I recently needed to work with date values that look like this:

 mydate Jan 23/2 Aug 5/20 Dec 17/2

I wanted to extract the day, and the obvious strategy is to extract the text between the space and the slash.  I needed to think about how to program this carefully in both R and SAS, because

1. the length of the day could be 1 or 2 characters long
2. I needed a code that adapted to this varying length from observation to observation
3. there is no function in either language that is suited exactly for this purpose.

In this tutorial, I will show you how to do this in both R and SAS.  I will write a function in R and a macro program in SAS to do so, and you can use the function and the macro program as you please!

#### Extracting a String Between 2 Characters in R

I will write a function called getstr() in R to extract a string between 2 characters.  The strategy is simple:

1. Find the position of the initial character and add 1 to it – that is the initial position of the desired string.
2. Find the position of the final character and subtract 1 from it – that is the final position of the desired string.
3. Use the substr() function to extract the desired string inclusively between the initial position and final position as found in Steps 1-2.

##### Extracting a String Between 2 Characters in R
##### By Eric Cai - The Chemical Statistician

# clear all variables in workspace
rm(list=ls(all=TRUE))

# create a vector of 3 example dates
mydate = c('Jan 23/2012', 'Aug 5/2011', 'Dec 17/2011')

# getstr() is my customized function
# it extracts a string between 2 characters in a string variable
getstr = function(mystring, initial.character, final.character)
{

# check that all 3 inputs are character variables
if (!is.character(mystring))
{
stop('The parent string must be a character variable.')
}

if (!is.character(initial.character))
{
stop('The initial character must be a character variable.')
}

if (!is.character(final.character))
{
stop('The final character must be a character variable.')
}

# pre-allocate a vector to store the extracted strings
snippet = rep(0, length(mystring))

for (i in 1:length(mystring))
{
# extract the initial position
initial.position = gregexpr(initial.character, mystring[i])[[1]][1] + 1

# extract the final position
final.position = gregexpr(final.character, mystring[i])[[1]][1] - 1

# extract the substring between the initial and final positions, inclusively
snippet[i] = substr(mystring[i], initial.position, final.position)
}

return(snippet)
}

# use the getstr() function to extract the day between the comma and the slash in "mydate"
getstr(mydate, ' ', '/')

Here is the output from getstr() on the vector “mydate”
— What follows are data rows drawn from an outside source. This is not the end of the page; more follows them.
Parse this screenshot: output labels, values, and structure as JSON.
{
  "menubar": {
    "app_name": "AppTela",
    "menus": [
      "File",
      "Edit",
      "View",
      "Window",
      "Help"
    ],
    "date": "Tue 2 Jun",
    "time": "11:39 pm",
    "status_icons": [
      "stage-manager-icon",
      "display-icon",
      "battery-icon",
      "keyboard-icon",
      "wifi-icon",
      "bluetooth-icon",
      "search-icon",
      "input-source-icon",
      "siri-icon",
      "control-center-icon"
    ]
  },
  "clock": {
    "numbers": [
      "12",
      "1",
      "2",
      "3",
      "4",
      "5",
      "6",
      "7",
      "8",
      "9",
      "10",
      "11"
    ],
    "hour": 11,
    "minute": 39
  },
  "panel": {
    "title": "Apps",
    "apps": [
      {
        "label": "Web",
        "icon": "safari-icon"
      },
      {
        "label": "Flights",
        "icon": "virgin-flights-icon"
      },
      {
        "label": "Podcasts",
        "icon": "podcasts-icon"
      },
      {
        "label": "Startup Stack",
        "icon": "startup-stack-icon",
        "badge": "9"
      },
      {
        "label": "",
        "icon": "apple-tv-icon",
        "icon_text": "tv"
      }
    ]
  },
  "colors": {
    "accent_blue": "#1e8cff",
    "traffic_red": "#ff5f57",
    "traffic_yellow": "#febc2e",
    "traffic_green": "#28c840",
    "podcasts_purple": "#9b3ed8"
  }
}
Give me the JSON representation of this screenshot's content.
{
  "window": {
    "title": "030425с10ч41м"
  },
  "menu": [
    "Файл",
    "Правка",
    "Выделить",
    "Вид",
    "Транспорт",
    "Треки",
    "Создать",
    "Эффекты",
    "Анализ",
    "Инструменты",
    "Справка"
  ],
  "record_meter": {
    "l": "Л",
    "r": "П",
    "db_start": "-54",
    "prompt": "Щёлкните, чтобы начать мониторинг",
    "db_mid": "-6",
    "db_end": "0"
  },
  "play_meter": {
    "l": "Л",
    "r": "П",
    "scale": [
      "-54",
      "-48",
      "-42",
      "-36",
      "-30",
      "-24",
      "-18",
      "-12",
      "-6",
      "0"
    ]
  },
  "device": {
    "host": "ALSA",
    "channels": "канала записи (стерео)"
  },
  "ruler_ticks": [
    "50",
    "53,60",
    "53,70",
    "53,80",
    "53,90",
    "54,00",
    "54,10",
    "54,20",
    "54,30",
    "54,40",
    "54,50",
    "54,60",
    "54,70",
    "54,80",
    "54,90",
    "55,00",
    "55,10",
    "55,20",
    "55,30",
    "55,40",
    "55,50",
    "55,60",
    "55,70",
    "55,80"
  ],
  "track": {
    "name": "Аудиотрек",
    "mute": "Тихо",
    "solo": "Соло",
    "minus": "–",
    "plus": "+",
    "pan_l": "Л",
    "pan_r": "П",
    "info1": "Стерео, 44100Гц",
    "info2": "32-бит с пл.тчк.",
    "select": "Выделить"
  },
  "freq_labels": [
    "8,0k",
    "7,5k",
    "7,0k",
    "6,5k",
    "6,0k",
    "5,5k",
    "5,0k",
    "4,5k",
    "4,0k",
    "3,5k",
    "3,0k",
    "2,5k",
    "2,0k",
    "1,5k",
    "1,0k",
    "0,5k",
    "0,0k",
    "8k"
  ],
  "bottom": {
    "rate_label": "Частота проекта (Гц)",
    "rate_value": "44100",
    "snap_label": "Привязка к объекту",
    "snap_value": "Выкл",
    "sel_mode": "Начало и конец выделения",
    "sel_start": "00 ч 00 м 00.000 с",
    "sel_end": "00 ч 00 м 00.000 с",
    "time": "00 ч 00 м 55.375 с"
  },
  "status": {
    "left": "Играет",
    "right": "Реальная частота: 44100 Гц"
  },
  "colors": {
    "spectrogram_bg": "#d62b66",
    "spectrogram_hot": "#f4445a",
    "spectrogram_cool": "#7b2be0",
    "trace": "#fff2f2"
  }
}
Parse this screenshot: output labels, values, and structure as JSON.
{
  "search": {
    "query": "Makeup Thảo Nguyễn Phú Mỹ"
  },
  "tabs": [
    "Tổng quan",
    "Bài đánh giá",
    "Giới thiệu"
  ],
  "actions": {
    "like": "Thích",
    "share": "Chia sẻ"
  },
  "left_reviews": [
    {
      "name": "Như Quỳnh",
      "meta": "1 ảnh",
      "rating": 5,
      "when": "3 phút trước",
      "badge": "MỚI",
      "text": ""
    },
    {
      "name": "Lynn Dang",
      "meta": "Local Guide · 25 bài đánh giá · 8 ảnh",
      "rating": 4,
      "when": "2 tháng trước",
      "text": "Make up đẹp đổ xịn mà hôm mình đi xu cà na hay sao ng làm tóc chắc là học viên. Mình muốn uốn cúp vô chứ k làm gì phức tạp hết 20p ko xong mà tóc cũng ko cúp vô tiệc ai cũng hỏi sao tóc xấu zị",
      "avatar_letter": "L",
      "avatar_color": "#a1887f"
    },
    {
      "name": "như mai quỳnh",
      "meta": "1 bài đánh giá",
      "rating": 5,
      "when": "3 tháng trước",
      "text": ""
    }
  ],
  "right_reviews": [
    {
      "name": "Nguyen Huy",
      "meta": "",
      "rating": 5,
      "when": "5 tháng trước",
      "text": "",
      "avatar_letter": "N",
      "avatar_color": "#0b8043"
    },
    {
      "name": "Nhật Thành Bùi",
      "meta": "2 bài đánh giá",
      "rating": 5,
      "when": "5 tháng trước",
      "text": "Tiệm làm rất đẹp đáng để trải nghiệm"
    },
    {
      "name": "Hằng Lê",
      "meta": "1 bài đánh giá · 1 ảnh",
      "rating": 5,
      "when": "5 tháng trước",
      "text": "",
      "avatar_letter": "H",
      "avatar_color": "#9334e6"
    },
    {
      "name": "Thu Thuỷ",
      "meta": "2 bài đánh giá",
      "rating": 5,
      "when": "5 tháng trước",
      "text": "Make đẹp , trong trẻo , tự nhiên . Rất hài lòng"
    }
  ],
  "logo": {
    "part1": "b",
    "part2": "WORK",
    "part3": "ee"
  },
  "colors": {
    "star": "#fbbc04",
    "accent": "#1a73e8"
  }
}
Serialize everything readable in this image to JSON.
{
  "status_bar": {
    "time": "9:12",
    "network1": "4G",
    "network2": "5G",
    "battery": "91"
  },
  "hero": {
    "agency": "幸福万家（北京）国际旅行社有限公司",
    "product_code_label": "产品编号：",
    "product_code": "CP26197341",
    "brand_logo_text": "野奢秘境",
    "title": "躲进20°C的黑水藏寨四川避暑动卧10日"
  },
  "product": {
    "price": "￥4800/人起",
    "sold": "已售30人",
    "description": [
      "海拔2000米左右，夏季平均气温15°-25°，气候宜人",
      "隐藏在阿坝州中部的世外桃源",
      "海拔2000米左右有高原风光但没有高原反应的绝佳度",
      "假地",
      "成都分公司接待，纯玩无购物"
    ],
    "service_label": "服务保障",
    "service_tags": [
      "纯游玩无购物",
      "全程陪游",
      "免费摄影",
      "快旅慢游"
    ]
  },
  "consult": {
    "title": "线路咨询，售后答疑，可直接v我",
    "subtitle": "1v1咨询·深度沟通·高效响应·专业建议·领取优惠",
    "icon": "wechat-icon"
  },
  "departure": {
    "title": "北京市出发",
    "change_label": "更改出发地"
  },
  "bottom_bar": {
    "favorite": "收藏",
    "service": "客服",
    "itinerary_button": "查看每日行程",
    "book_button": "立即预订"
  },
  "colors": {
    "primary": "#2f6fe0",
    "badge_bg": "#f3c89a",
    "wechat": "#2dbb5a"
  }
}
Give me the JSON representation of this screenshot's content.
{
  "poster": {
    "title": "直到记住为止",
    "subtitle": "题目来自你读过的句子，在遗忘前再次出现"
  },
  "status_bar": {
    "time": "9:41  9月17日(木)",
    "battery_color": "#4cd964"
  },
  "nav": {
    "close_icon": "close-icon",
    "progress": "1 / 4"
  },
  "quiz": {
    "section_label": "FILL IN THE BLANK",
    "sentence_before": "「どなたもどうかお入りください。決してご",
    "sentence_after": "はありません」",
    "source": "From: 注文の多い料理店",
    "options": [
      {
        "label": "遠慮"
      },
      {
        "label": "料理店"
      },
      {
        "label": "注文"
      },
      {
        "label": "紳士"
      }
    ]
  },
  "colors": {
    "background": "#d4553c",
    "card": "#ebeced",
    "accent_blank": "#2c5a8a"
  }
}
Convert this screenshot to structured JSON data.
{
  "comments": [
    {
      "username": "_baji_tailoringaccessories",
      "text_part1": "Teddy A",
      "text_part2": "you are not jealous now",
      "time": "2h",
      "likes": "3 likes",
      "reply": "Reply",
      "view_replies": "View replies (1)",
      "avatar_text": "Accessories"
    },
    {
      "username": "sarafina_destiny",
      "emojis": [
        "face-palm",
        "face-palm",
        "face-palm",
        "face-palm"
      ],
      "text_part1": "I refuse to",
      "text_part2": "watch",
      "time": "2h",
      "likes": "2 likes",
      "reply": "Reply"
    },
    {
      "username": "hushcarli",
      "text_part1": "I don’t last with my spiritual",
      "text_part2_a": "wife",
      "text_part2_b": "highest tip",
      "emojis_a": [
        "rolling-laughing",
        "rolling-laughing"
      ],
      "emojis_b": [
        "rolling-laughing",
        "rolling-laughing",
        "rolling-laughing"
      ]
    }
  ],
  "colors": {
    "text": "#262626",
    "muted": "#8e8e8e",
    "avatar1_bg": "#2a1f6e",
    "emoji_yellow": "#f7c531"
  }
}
> getstr(mydate, ' ', '/')
[1] "23" "5" "17"

#### Extracting a String Between 2 Characters in SAS

I will write a macro program called %getstr().  It will accept a data set and the string variable as inputs, and it will create a new data set with the day extracted as a new variable.

The only tricky part in this macro program was creating a new data set name.  The input data set is called “dates”, and I wanted to create a new data set called “dates2″.  I accomplished that by appending %dataset with “.2″ within the macro.

First, let’s create the input data set.  Notice my use of the “#” as a delimiter when inputting the dates.

data dates;
infile datalines dlm = '#';
input mydate \$;
datalines;
Jan 23/2015#
Aug 5/2001#
Dec 17/2007
;
run;


Let’s now write the macro program %getstr().  It will create a new data set with the appendix “2”.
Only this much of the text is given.